Utilities and miners dragged the index lower – Origin and AGL both fell, and Rio Tinto, Fortescue and BHP all slid more than 2% as iron ore prices weakened.
Why the RBA kept rates on hold
The RBA left rates steady at 3.60% today, with the decision unanimously backed by the board. Governor Michele Bullock made it clear the fight against inflation isn’t over. She said there may be “more inflationary pressure than expected” and that an inflation rate “just below 3% is not good enough” for the board.
The decision reflected mixed economic signals – while spending has cooled and unemployment remains low, the RBA sees enough heat in the economy to stay cautious. Bullock described the cash rate as being in the “right spot” for now but said the bank is ready to respond if risks tilt either way.
Novonix’s deal short-circuits
The result: Novonix sank 10.6% after carmaker Stellantis abruptly pulled the plug on a six-year supply agreement. The deal was meant to deliver up to 115,000 tonnes of synthetic graphite, a key material for EV batteries, but broke down after disagreements over technical specs and production timelines.

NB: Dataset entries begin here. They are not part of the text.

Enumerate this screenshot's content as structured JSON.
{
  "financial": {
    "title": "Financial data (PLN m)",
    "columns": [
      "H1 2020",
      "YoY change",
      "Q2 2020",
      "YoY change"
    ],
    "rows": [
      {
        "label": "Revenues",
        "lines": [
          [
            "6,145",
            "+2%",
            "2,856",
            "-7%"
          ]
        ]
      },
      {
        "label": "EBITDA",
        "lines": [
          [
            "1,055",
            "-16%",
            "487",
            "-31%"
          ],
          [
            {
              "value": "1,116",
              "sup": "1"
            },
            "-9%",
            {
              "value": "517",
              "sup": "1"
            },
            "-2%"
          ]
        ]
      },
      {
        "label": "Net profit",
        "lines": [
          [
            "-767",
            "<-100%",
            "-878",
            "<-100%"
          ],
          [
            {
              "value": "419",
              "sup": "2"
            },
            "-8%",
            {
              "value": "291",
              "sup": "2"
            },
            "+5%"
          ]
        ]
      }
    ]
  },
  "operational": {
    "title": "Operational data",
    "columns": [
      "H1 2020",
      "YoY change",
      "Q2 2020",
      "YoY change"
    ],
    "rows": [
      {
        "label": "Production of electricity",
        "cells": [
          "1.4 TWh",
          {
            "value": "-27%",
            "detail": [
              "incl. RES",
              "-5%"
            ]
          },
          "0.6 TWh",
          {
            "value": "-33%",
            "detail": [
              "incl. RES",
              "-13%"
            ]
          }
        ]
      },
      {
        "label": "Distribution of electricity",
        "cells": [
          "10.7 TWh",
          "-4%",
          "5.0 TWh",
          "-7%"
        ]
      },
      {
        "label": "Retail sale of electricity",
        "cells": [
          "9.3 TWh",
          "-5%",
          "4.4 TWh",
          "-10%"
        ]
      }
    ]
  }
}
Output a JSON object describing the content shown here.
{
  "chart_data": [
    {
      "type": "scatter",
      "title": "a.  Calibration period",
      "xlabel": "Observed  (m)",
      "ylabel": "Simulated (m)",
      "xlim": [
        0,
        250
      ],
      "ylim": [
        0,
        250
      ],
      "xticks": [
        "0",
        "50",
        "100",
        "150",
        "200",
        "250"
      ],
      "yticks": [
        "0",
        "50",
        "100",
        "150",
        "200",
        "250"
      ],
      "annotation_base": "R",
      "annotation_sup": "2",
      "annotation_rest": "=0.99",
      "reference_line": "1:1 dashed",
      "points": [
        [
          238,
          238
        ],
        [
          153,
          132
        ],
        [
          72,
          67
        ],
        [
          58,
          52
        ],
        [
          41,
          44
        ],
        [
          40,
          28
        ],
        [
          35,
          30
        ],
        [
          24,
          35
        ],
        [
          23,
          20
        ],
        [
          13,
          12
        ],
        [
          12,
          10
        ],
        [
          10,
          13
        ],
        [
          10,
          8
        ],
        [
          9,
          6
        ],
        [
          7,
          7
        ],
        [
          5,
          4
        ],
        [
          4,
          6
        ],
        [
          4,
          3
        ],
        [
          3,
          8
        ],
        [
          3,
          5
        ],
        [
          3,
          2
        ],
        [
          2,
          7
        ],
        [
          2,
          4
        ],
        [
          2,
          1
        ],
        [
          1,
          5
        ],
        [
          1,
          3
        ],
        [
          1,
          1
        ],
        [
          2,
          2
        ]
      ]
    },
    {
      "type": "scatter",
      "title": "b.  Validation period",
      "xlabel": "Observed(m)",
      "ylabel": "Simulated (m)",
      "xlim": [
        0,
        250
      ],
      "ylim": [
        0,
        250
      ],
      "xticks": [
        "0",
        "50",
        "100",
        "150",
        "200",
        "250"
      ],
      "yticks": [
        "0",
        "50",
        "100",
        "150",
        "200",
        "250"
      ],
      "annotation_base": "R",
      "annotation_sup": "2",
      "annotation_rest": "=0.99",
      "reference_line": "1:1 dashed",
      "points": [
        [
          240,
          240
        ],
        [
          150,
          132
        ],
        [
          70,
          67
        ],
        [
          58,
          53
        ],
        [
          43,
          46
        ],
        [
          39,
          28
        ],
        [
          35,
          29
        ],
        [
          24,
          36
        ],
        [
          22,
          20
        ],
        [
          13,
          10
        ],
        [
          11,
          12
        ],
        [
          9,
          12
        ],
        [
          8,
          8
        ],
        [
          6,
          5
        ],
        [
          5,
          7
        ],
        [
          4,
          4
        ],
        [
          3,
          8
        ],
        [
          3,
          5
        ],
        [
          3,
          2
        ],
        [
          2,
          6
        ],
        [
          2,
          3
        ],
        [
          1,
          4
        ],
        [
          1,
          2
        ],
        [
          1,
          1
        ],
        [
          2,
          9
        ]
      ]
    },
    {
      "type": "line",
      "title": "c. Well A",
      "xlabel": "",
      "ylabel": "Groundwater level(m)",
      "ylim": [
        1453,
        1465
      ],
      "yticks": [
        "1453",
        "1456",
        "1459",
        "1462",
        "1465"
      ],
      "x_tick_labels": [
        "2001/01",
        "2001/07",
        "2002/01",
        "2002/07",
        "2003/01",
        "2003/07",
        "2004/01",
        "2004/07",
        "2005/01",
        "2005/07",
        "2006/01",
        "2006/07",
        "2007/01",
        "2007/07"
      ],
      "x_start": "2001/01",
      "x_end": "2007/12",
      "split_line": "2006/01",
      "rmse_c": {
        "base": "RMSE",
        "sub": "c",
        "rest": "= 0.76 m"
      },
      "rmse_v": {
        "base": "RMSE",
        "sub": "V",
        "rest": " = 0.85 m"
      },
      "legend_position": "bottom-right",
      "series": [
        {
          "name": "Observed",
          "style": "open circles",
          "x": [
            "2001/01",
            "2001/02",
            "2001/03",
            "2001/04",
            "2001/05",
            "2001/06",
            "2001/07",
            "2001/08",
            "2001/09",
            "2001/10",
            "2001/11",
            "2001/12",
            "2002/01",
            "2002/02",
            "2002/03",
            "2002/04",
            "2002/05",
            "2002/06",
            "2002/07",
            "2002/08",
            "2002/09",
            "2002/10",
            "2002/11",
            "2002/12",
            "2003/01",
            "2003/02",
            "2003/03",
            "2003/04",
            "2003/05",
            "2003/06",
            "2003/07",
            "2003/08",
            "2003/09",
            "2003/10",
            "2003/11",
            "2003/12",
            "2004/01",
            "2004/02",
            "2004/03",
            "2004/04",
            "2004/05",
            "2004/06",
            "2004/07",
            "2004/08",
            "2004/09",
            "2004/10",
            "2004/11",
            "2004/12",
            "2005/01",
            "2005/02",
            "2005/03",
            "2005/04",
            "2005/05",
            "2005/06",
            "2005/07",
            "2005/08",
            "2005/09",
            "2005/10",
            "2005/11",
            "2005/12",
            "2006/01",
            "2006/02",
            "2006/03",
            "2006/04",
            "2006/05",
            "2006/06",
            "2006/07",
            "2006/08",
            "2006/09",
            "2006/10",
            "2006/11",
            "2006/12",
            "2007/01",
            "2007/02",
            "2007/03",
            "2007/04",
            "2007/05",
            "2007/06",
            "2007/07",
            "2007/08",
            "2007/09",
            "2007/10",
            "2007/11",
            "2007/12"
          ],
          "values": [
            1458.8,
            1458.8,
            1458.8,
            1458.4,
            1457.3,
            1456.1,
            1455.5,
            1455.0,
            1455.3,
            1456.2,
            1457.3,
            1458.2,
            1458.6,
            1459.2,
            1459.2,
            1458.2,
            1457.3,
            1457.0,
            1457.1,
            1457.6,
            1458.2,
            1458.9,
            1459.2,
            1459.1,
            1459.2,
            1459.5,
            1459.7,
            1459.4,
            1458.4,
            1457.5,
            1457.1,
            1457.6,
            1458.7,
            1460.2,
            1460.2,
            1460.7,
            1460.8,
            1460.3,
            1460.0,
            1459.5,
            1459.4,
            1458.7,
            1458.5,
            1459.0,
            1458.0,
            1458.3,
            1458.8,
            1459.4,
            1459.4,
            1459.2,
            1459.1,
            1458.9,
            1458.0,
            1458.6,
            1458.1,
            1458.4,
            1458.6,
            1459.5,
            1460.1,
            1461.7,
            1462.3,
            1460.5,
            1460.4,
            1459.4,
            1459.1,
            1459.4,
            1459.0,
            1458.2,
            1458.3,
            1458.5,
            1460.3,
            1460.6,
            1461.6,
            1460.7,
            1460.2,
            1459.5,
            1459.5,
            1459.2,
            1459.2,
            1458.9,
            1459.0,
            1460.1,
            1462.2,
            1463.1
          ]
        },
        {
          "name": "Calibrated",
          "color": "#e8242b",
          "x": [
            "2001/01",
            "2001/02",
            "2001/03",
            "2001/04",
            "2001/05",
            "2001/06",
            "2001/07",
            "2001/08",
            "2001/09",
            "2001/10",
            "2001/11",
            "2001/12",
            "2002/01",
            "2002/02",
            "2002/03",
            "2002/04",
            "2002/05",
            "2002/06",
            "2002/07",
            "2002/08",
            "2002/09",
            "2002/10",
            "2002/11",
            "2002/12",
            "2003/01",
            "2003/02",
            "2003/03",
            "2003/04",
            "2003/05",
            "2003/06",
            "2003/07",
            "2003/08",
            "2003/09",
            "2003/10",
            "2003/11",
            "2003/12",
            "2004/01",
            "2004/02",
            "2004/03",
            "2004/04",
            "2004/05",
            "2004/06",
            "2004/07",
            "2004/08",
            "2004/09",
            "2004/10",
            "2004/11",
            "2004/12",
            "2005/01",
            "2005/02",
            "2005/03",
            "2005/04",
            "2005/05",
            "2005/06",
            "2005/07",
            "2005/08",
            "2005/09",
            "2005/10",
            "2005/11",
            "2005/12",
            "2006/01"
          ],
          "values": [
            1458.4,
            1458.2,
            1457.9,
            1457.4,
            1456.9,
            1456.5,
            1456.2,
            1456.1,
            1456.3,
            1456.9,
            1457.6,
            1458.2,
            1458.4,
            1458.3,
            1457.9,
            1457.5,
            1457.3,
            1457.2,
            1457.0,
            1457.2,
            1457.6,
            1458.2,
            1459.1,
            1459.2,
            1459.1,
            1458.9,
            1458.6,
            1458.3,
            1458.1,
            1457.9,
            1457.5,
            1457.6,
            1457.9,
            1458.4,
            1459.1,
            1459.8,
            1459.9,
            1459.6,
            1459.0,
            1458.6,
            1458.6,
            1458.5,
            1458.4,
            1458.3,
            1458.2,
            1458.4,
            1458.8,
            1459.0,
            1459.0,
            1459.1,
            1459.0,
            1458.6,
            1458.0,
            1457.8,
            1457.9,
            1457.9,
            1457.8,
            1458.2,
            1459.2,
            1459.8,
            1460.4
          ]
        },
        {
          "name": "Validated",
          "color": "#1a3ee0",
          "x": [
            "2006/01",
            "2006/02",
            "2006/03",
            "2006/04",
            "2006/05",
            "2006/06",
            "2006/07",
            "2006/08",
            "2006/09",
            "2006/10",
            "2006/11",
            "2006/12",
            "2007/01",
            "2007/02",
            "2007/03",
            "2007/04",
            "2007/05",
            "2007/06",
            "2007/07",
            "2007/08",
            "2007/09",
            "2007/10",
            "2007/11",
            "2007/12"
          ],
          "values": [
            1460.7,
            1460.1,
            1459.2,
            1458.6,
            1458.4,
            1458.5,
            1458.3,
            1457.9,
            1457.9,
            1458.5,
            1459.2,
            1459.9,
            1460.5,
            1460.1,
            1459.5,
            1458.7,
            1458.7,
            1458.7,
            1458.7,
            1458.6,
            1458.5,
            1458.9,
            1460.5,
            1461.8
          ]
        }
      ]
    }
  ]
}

Why it matters: The collapse is a major setback for Novonix which has been banking on the partnership to anchor its new U.S. production strategy. The company is now leaning on existing customers like Panasonic and PowerCo while pushing ahead with its Tennessee expansion project, which will lift graphite output to more than 50,000 tonnes a year.
What’s next: Novonix says it’s still on track to start mass production next year, but investors will be watching to see if it can land another big-name buyer to fill the Stellantis-sized gap.
City Chic’s stylish comeback
The result: City Chic Collective rose 8.8% after the retailer posted a 2.6% lift in total sales for FY2026 (so far). The turnaround was driven by a 10% jump in ANZ revenue, offsetting weaker U.S. sales. CEO Phil Ryan said the group’s new focus on higher quality, full price products is paying off while tighter cost control is keeping the business profitable.
Why it matters: After years of restructuring City Chic is showing signs of real recovery. The company has $9.5 million in cash, $5 million undrawn on debt and cleaner inventory levels heading into the crucial holiday season. Margins are holding stead, and management says trading through October stayed strong.
What’s next: With new summer stock now in stores and key sales events like Black Friday approaching, the next two months will show if City Chic’s turnaround has real staying power.